When offering you a health policy, the insurance company is charging you a premium for the risk you represent in terms of filing claims. Insurers who price their policies too cheaply may plan to skimp on paying your bills later. It is best to choose insurers based on the coverage offered, exclusions and claims settlement record rather than cheap premiums.

The initial premium quoted by the insurer can be jacked up in the policy issuance stage, based on the medical conditions you disclose.

You should also be aware that the premium at which you have been issued a health cover, will not be the premium you pay lifelong. While Indian health insurers are mandated to renew policies once issued as long as buyers want it, the insurer is free to increase premium payments on every renewal.
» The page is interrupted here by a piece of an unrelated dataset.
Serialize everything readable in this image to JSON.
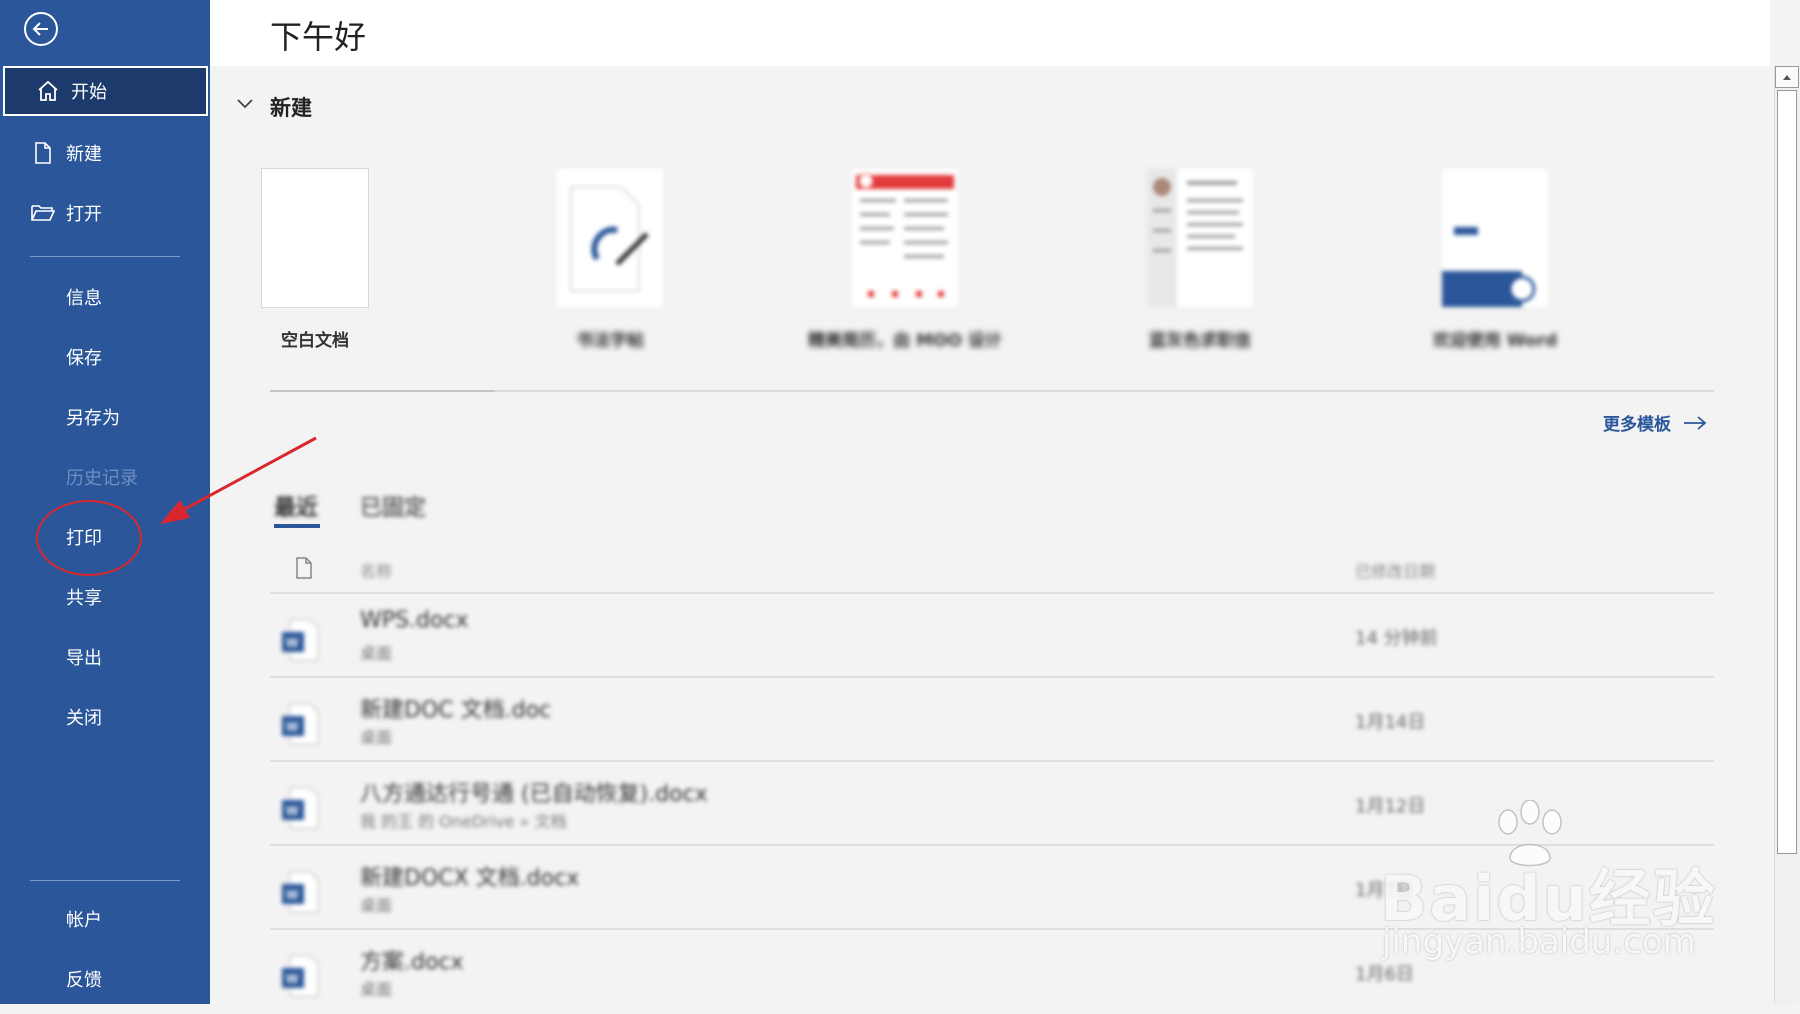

You need to budget for the fact that the premium you initially signed up for, may escalate 10-50 per cent on renewal. Insurers are barred from hiking premiums based on individual claims records. But they can increase premiums based on age thresholds or other risk factors that apply to an entire cohort of customers.

Therefore, if you are a young earner, do buy a health insurance policy. But don’t stretch your budget for an extra-large cover if you have good medical history. Don’t skip having an emergency fund, that you can tap at short notice, just because you have a health insurance policy.